Lors de la conférence de presse sur l’école nationale de la magistrature, Éric Dupond-Moretti a concrétisé par des mesures ses prises de paroles. Le garde des Sceaux a exprimé une position qui fut longtemps la sienne en tant qu’avocat. Une fois devenu ministre, elle prend une tournure particulière, puisqu’il lui est dorénavant possible d’influencer réellement le cours de l’institution.
Eric Dupond-Moretti a tout d’abord présenté les actions engagées pour que des moyens supplémentaires puissent être accordés à son ministère.
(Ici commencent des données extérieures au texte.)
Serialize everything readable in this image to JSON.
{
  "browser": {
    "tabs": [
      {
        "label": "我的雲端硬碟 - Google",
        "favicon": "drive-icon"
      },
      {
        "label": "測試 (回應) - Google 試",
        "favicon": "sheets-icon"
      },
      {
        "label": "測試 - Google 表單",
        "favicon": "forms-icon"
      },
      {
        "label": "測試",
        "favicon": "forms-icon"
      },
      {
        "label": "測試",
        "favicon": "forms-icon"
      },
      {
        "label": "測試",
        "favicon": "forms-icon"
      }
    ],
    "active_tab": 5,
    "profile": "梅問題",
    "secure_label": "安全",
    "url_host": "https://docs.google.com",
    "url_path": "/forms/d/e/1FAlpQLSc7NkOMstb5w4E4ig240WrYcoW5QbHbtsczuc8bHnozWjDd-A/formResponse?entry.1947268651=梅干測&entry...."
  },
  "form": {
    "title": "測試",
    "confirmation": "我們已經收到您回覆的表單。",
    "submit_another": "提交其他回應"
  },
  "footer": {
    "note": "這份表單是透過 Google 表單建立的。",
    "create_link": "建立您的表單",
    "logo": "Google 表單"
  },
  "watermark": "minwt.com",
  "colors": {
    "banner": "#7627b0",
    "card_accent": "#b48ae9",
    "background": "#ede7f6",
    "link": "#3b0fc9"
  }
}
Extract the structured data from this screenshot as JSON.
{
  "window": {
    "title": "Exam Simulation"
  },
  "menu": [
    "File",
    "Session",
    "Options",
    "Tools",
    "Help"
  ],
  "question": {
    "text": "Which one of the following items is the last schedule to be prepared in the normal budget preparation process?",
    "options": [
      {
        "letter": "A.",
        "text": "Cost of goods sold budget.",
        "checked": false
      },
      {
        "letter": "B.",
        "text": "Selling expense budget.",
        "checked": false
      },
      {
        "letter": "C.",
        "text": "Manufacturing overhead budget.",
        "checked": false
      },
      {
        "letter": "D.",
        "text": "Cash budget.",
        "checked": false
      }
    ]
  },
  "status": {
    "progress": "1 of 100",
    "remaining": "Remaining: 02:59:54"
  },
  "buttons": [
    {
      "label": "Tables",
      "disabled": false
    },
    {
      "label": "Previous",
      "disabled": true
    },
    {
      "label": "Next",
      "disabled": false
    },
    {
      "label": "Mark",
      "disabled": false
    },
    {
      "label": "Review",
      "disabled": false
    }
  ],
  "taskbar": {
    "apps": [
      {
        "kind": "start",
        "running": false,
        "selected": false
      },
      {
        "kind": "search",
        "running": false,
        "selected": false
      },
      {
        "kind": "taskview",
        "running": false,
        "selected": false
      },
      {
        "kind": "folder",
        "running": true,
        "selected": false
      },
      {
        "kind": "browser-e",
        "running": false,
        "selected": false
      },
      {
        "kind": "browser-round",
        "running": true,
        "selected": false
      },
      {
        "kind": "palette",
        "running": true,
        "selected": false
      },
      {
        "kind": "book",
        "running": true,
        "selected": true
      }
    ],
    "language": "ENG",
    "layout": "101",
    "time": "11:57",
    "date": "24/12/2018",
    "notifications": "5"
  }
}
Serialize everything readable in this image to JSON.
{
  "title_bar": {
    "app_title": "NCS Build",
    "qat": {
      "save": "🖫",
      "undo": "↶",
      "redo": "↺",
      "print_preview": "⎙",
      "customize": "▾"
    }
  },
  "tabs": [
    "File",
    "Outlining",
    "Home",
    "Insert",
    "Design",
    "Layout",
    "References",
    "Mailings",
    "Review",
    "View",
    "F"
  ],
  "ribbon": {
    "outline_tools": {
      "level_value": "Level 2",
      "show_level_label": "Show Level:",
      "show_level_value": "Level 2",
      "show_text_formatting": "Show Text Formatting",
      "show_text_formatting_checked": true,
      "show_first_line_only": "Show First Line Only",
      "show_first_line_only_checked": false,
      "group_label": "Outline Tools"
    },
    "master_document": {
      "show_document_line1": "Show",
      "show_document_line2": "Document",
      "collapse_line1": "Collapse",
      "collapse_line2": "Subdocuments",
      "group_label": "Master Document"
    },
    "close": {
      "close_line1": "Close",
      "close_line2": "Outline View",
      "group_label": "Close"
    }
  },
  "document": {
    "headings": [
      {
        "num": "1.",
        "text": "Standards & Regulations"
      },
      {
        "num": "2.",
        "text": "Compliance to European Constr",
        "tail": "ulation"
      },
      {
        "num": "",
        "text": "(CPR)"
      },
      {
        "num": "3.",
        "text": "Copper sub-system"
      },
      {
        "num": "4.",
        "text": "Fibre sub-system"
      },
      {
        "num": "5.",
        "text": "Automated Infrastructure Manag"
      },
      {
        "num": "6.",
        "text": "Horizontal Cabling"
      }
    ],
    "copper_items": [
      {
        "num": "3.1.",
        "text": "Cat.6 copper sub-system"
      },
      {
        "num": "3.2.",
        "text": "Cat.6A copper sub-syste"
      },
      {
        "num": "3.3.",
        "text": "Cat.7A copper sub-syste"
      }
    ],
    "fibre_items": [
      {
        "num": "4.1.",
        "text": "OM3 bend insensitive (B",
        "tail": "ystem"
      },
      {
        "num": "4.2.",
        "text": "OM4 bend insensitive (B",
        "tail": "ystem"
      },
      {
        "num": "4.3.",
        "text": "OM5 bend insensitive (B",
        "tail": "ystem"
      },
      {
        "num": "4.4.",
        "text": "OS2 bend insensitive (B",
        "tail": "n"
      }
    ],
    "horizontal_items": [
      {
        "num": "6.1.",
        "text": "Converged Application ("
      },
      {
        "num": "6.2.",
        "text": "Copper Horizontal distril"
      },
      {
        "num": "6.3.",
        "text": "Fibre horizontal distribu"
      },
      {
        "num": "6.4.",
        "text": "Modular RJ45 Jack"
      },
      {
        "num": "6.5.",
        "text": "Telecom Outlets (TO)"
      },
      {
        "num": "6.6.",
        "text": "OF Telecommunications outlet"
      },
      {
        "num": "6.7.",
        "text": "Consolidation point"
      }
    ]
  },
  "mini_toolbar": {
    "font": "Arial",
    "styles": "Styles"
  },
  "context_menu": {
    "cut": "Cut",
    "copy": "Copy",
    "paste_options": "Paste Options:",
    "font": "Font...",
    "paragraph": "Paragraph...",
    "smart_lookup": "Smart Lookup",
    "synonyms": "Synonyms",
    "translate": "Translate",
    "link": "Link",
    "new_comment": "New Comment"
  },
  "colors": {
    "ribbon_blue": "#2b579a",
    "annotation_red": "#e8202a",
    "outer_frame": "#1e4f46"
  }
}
Son « premier constat est celui du dénuement de la justice : un trop grand nombre de; tribunaux n’ont pas encore les moyens humains et matériels pour fonctionner dans des conditions satisfaisantes ». Le second, « c’est l’engagement et l’enthousiasme de la majorité des magistrats ».
Vint ensuite la proposition de nommer Nathalie Roret comme successeur d’Olivier Leurent à la direction de l’école nationale magistrature, afin d’affirmer sa détermination » à assurer et restaurer la confiance des citoyens envers l’institution judiciaire », et de lutter contre « la force d’inertie de certains, la frilosité à moderniser l’institution, et la dérive d’une culture de l’entre-soi ».
Modifier le fonctionnement de l’école de la magistrature est un point déterminant. Depuis de nombreuses années l’avocat Éric Dupond-Moretti avait soutenu l’idée de la supprimer. Une fois ministre, bien que cela ne soit pas possible du fait de la proximité de la fin de quinquennat, remodeler le fonctionnement de celle-là demeure un objectif atteignable. La proposition remise au Président de la République de nommer directrice de cette école Nathalie Roret, avocate pénaliste et actuelle vice-bâtonnière du Barreau de Paris, en est l’une des illustrations. Le but est d’ouvrir l’école, et d’éviter un corporatisme de nature à éloigner la justice du citoyen. Ce choix est doublement symbolique: elle est la première femme à la tête de l’ENM, de surcroît avocate, alors que les deux tiers des magistrats sont des femmes.
Cette décision fait d’ailleurs suite à celle de poursuivre trois magistrats de Parquet National Financier. En réponse aux critiques, le ministre de la Justice a donné sa position: « En ce qui concerne le PNF, mes services ont écrit ce qu’il avait à écrire. J’ai dit ce que j’avais à dire, et je n’ai rien d’autre à ajouter. Mais la chronologie permet de nuancer ces propos, certains veulent que je sois dans un conflit d’intérêts, ériger cela en axiome, c’est-à-dire en quelque chose que l’on ne peut pas discuter. En réalité la chronologie plaide en ma faveur. Cette affaire date de quelque mois. Pour moi changer les choses date à l’ULM, cela remonte à plus de vingt ans ».
Les décisions d’Éric Dupond-Moretti semblent être perçues par une partie des magistrats comme des remises en causes systémiques. La réaction ne s’est pas fait attendre : les deux principaux syndicats de la magistrature ont appelé à se rassembler ce jeudi 24 septembre devant chaque juridiction, afin de protester contre le ministre de la Justice. Dans un communiqué de presse commun, l’Union syndicale des magistrats (USM) et le Syndicat de la magistrature (SM) déclarent « Depuis plusieurs jours déjà, l’institution judiciaire est clairement attaquée par son sommet et celui qui devrait la protéger, le garde des Sceaux ».